About 1777, give or take a few years, a Spanish trading schooner probed Vancouver Island’s southwestern coast, eventually sighting a large native village on a sandspit created by the Gordon River pouring into the sea. Earlier explorers had found Island Indians eager to trade prime furs for hardware, bric-a-brac and trinkets. A large settlement such as this would yield a profitable haul, reasoned the captain, and the Spaniards anchored in the harbor.
Trading went well the first few days, the friendly Nitinats happily bartering away rich pelts for cheap utensils and bolts of cloth. It was not until two seamen decided to go fishing in the mouth of the San Juan River across the bay, that the tragedy began to unfold.
The duo had not been angling for long before they excitedly dropped their lines to ‘‘fish” for something far more interesting. For the observant Spaniards had spotted tiny flecks of yellow in the swirling stream — gold.
Panning the gravel with a plate, they recovered several water-polished nuggets. Enough to warrant further investigation, for it did not take a geologist to realize the mother lode must be upstream. Rushing back to their ship, they breathlessly told the others. Within seconds, all except the wives of the captain and mate, who had accompanied the voyage, were gripped by gold fever. Furs were forgotten as the men cast lots to see who would remain aboard to guard the ship. Seven men packed their gear and headed to the San Juan to find their fortunes.

The Spaniards were no sooner out of sight when the Indians began casting hungry eyes on the sloop. Just a single man stood between them and more booty than they had ever dreamed of. Not to mention two fair ladies as slaves. To the Island’s original copper-skinned residents, tribal warfare was a way of life; treachery, murder and kidnapping were all in the day’s work.
Paddling out to the ship, several braves clambered aboard with plush furs, pretending to offer them in trade. The lone seaman must have been wary of his customers and kept his musket handy. But he could not watch all the jabbering, gesturing savages. The second he dropped his guard, a knife arched into his back. Stripping the body, the victorious warriors threw it overboard, seized the women and looted the ship.
They torched the vessel, burning to the waterline, and sank in a hissing cloud of steam. Overjoyed by their coup, the tribal chieftain lost no time in dispatching 40 of his finest after braves after the prospectors. It was 31 miles upriver, on the right hank of the San Juan’s left fork, the that the murderous expedition found its unsuspecting quarry three days later.
Hiding in the dense forest, they waited for dawn, then attacked with terrifying swiftness and efficiency. Seconds later, the deed was done, the Spaniards hacked to death. Few of the ill-fated prospectors knew what struck them. Ecstatic at their second success. the warriors decided to celebrate their victory on the spot. It was a fatal error.
Divine vengeance struck that afternoon in the form of a torrential downpour. For two days and nights it rained without pause. Almost instantly, the docile San Juan had became a torrent of rampaging brown water, sweeping away trees, boulders and anything else in its path.

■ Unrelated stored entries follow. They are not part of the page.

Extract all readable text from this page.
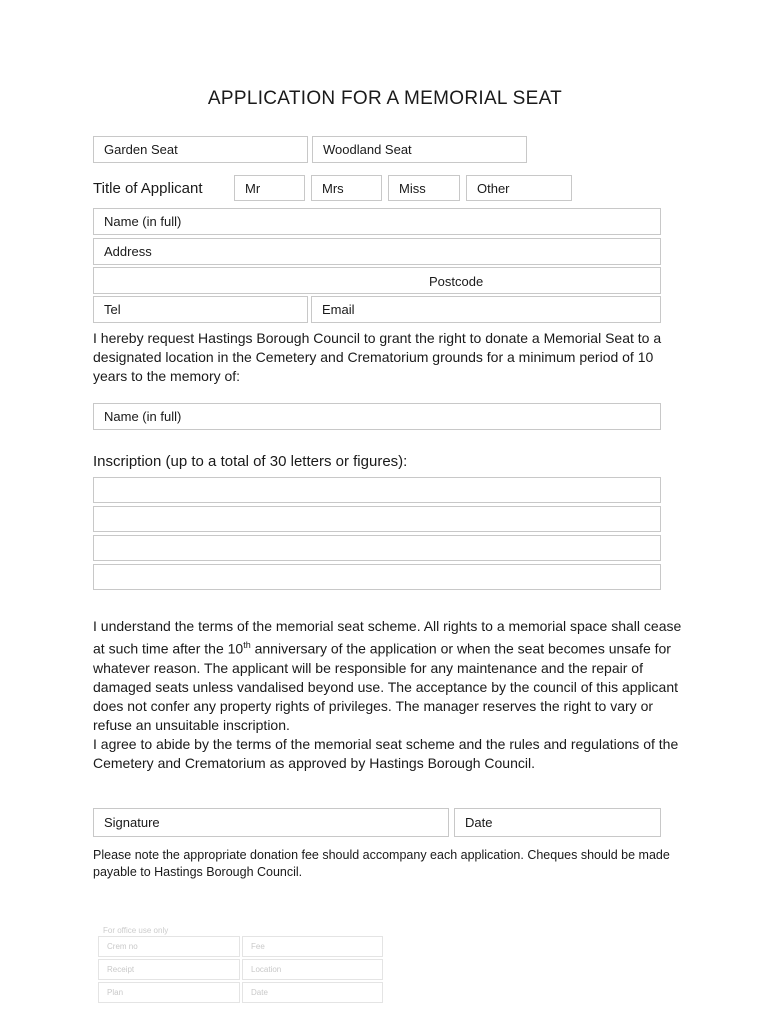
APPLICATION FOR A MEMORIAL SEAT
Garden Seat	Woodland Seat
Title of Applicant	Mr	Mrs	Miss	Other
Name (in full)
Address
Postcode
Tel	Email
I hereby request Hastings Borough Council to grant the right to donate a Memorial Seat to a designated location in the Cemetery and Crematorium grounds for a minimum period of 10 years to the memory of:
Name (in full)
Inscription (up to a total of 30 letters or figures):
I understand the terms of the memorial seat scheme. All rights to a memorial space shall cease at such time after the 10th anniversary of the application or when the seat becomes unsafe for whatever reason. The applicant will be responsible for any maintenance and the repair of damaged seats unless vandalised beyond use. The acceptance by the council of this applicant does not confer any property rights of privileges. The manager reserves the right to vary or refuse an unsuitable inscription.
I agree to abide by the terms of the memorial seat scheme and the rules and regulations of the Cemetery and Crematorium as approved by Hastings Borough Council.
Signature	Date
Please note the appropriate donation fee should accompany each application. Cheques should be made payable to Hastings Borough Council.
For office use only
Crem no	Fee
Receipt	Location
Plan	Date
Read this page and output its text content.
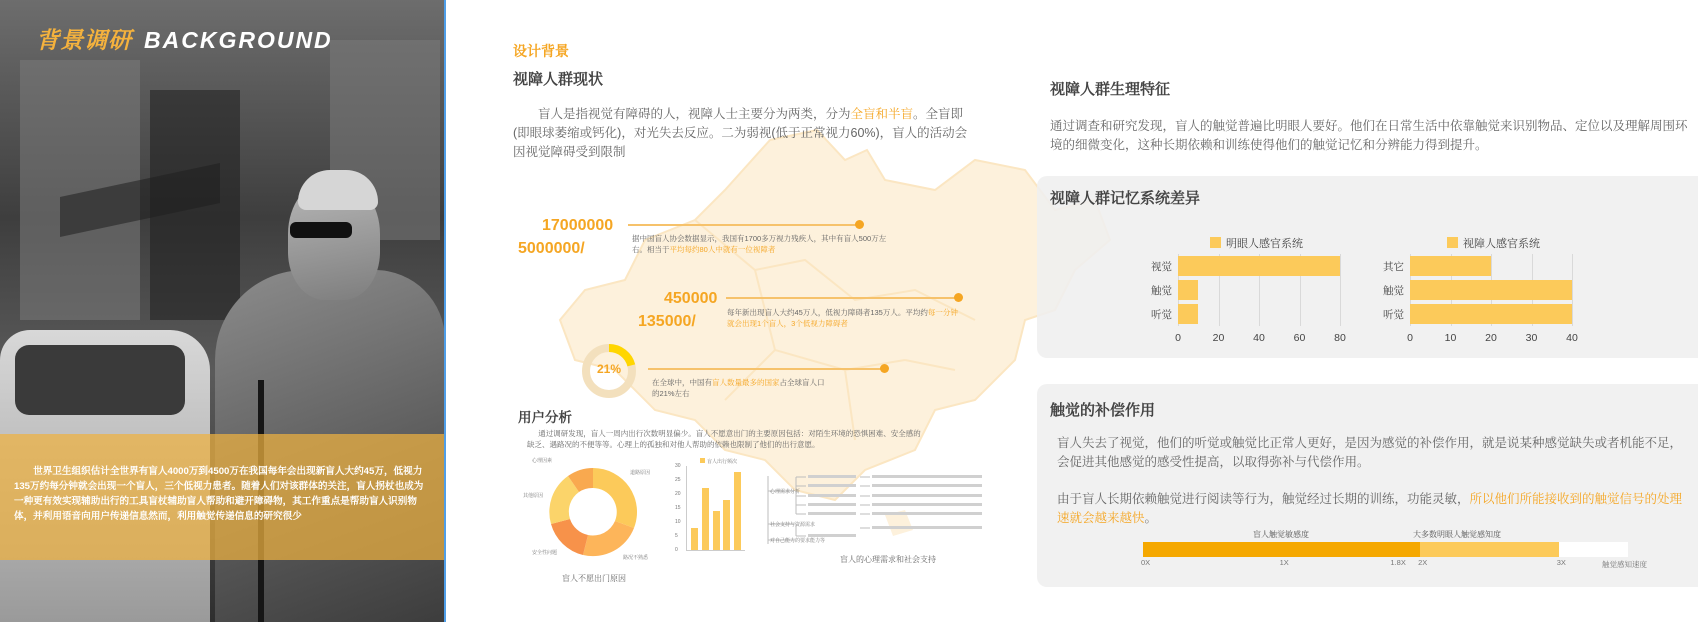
世界卫生组织估计全世界有盲人4000万到4500万在我国每年会出现新盲人大约45万，低视力135万约每分钟就会出现一个盲人，三个低视力患者。随着人们对该群体的关注，盲人拐杖也成为一种更有效实现辅助出行的工具盲杖辅助盲人帮助和避开障碍物，其工作重点是帮助盲人识别物体，并利用语音向用户传递信息然而，利用触觉传递信息的研究很少
背景调研 BACKGROUND	设计背景
视障人群现状
盲人是指视觉有障碍的人，视障人士主要分为两类，分为全盲和半盲。全盲即(即眼球萎缩或钙化)，对光失去反应。二为弱视(低于正常视力60%)，盲人的活动会因视觉障碍受到限制
17000000
5000000/
据中国盲人协会数据显示，我国有1700多万视力残疾人，其中有盲人500万左右。相当于平均每约80人中就有一位视障者
450000
135000/
每年新出现盲人大约45万人，低视力障碍者135万人。平均约每一分钟就会出现1个盲人，3个低视力障碍者
21%
在全球中，中国有盲人数量最多的国家占全球盲人口的21%左右
用户分析
通过调研发现，盲人一周内出行次数明显偏少。盲人不愿意出门的主要原因包括：对陌生环境的恐惧困难、安全感的缺乏、遇路况的不便等等。心理上的孤独和对他人帮助的依赖也限制了他们的出行意愿。
心理因素
道路原因
路况不熟悉
安全性问题
其他原因
盲人不愿出门原因
盲人出行频次
30
25
20
15
10
5
0
心理需求分析
社会支持与资源需求
对自己能力的要求能力等
盲人的心理需求和社会支持
视障人群生理特征
通过调查和研究发现，盲人的触觉普遍比明眼人要好。他们在日常生活中依靠触觉来识别物品、定位以及理解周围环境的细微变化，这种长期依赖和训练使得他们的触觉记忆和分辨能力得到提升。
视障人群记忆系统差异
明眼人感官系统
0	20	40	60	80
视觉
触觉
听觉
视障人感官系统
0	10	20	30	40
其它
触觉
听觉
触觉的补偿作用
盲人失去了视觉，他们的听觉或触觉比正常人更好，是因为感觉的补偿作用，就是说某种感觉缺失或者机能不足，会促进其他感觉的感受性提高，以取得弥补与代偿作用。
由于盲人长期依赖触觉进行阅读等行为，触觉经过长期的训练，功能灵敏，所以他们所能接收到的触觉信号的处理速就会越来越快。
盲人触觉敏感度	大多数明眼人触觉感知度
0X	1X	1.8X 2X	3X	触觉感知速度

Unable to cross, the braves fled downstream to the forks following the right branch to its source. Here it pinched off into a series of creeks which would he easier to ford. But while it had been raining in the lower country, it had snowed on the upper reaches of the river. A heavy, soggy blanket of snow one and half feet deep lay on the ground, making the travelling slow and tiresome. The days were mild with sharp frosts at night Unable to build a fire owing to everything being soaked, they suffered terribly from cold and frostbite.
The weary days dragged along, the party growing weaker all the time, dying from exposure or falling prey to roaming black wolves. Of the 40 warriors which had stalked the Spaniards up the San Juan, only 19 exhausted braves staggered back to camp, three long weeks later.

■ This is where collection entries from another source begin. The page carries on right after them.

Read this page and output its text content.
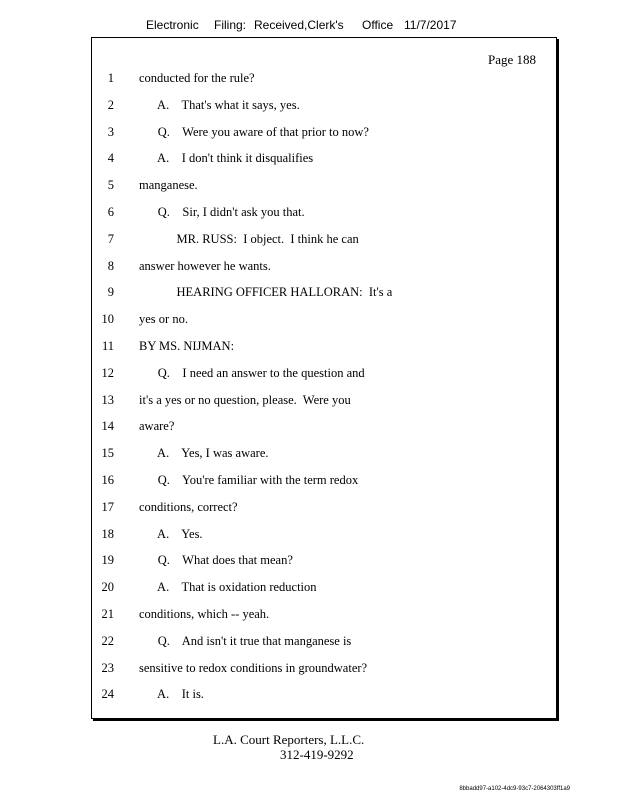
Electronic Filing: Received,Clerk's Office 11/7/2017
Page 188
1 conducted for the rule?
2 A.    That's what it says, yes.
3 Q.    Were you aware of that prior to now?
4 A.    I don't think it disqualifies
5 manganese.
6 Q.    Sir, I didn't ask you that.
7 MR. RUSS:  I object.  I think he can
8 answer however he wants.
9 HEARING OFFICER HALLORAN:  It's a
10 yes or no.
11 BY MS. NIJMAN:
12 Q.    I need an answer to the question and
13 it's a yes or no question, please.  Were you
14 aware?
15 A.    Yes, I was aware.
16 Q.    You're familiar with the term redox
17 conditions, correct?
18 A.    Yes.
19 Q.    What does that mean?
20 A.    That is oxidation reduction
21 conditions, which -- yeah.
22 Q.    And isn't it true that manganese is
23 sensitive to redox conditions in groundwater?
24 A.    It is.
L.A. Court Reporters, L.L.C.
312-419-9292
8bbadd97-a102-4dc9-93c7-2064303ff1a9
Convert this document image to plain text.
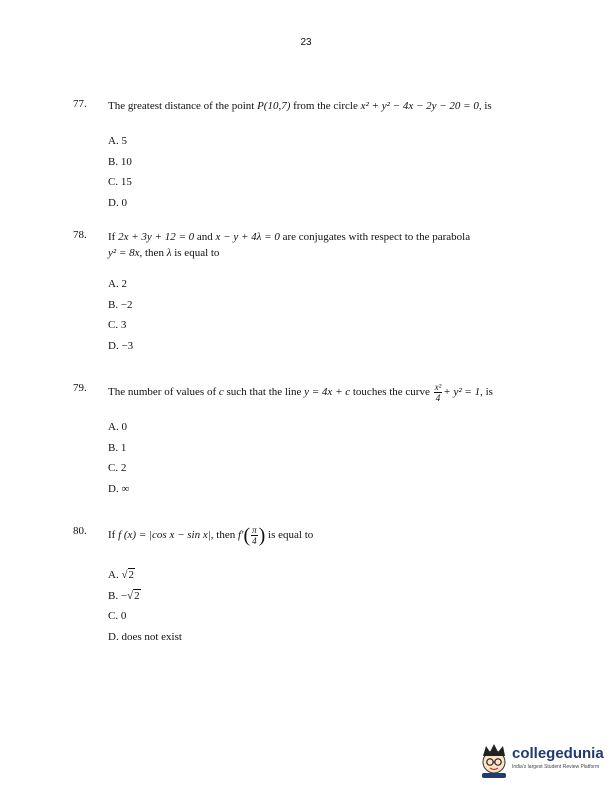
23
77. The greatest distance of the point P(10,7) from the circle x² + y² − 4x − 2y − 20 = 0, is
A. 5
B. 10
C. 15
D. 0
78. If 2x + 3y + 12 = 0 and x − y + 4λ = 0 are conjugates with respect to the parabola
y² = 8x, then λ is equal to
A. 2
B. −2
C. 3
D. −3
79. The number of values of c such that the line y = 4x + c touches the curve $\frac{\text{x²}}{4} + y^2 = 1$, is
A. 0
B. 1
C. 2
D. ∞
80. If f (x) = |cos x − sin x|, then $f'( \frac{\pi}{4}$ ) is equal to
A. √2
B. −√2
C. 0
D. does not exist
collegedunia
India's largest Student Review Platform
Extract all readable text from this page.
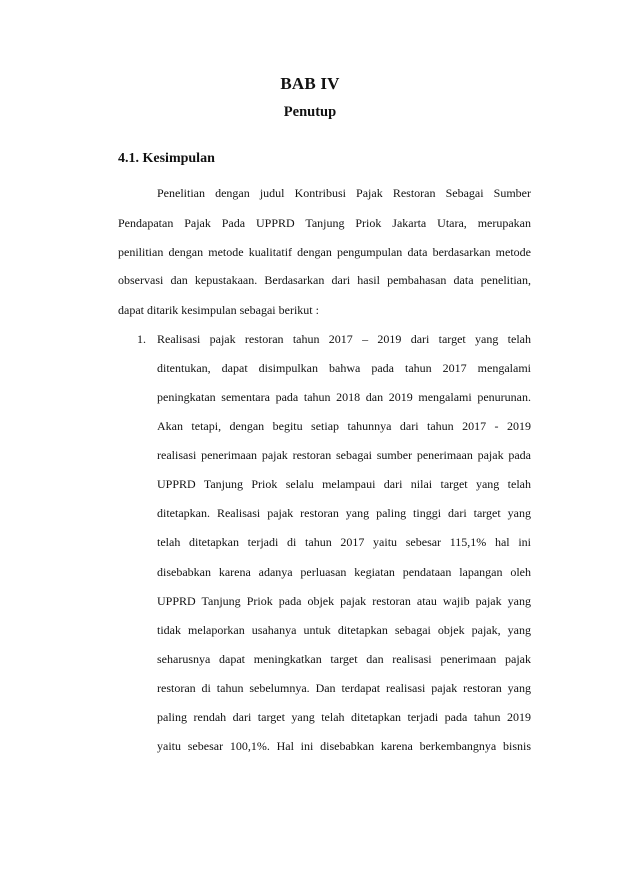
BAB IV
Penutup
4.1. Kesimpulan
Penelitian dengan judul Kontribusi Pajak Restoran Sebagai Sumber
Pendapatan Pajak Pada UPPRD Tanjung Priok Jakarta Utara, merupakan
penilitian dengan metode kualitatif dengan pengumpulan data berdasarkan metode
observasi dan kepustakaan. Berdasarkan dari hasil pembahasan data penelitian,
dapat ditarik kesimpulan sebagai berikut :
1. Realisasi pajak restoran tahun 2017 – 2019 dari target yang telah
ditentukan, dapat disimpulkan bahwa pada tahun 2017 mengalami
peningkatan sementara pada tahun 2018 dan 2019 mengalami penurunan.
Akan tetapi, dengan begitu setiap tahunnya dari tahun 2017 - 2019
realisasi penerimaan pajak restoran sebagai sumber penerimaan pajak pada
UPPRD Tanjung Priok selalu melampaui dari nilai target yang telah
ditetapkan. Realisasi pajak restoran yang paling tinggi dari target yang
telah ditetapkan terjadi di tahun 2017 yaitu sebesar 115,1% hal ini
disebabkan karena adanya perluasan kegiatan pendataan lapangan oleh
UPPRD Tanjung Priok pada objek pajak restoran atau wajib pajak yang
tidak melaporkan usahanya untuk ditetapkan sebagai objek pajak, yang
seharusnya dapat meningkatkan target dan realisasi penerimaan pajak
restoran di tahun sebelumnya. Dan terdapat realisasi pajak restoran yang
paling rendah dari target yang telah ditetapkan terjadi pada tahun 2019
yaitu sebesar 100,1%. Hal ini disebabkan karena berkembangnya bisnis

The two women, taken as wives by the chief, lived with the tribe for several years until a Spanish man-o’-war chanced upon the scene. A squad of armed marines affected the prisoners’ release. The ship then sailed away. But not without exacting a heavy toll for the Indians treachery. The Spaniards left several presents, in token reparation for the women. In so doing, whether by design or accident, they doomed the village almost to a soul; the gifts of bedding harbored a deadly smallpox virus. Weeks later, only four of more than 400 persons still lived. The village was abandoned and never reoccupied.
The San Juan was well known to the Spaniards in the early days, and evidence of their mining for gold on its banks are frequently found. They harbored their small ships at its mouth, from which they had a mule train leading to the headwaters. After the famous territorial dispute with Great Britain, which almost led to war, Spain formally withdrew from the Northwest in March, 1796, ending all official Spanish activity in this region.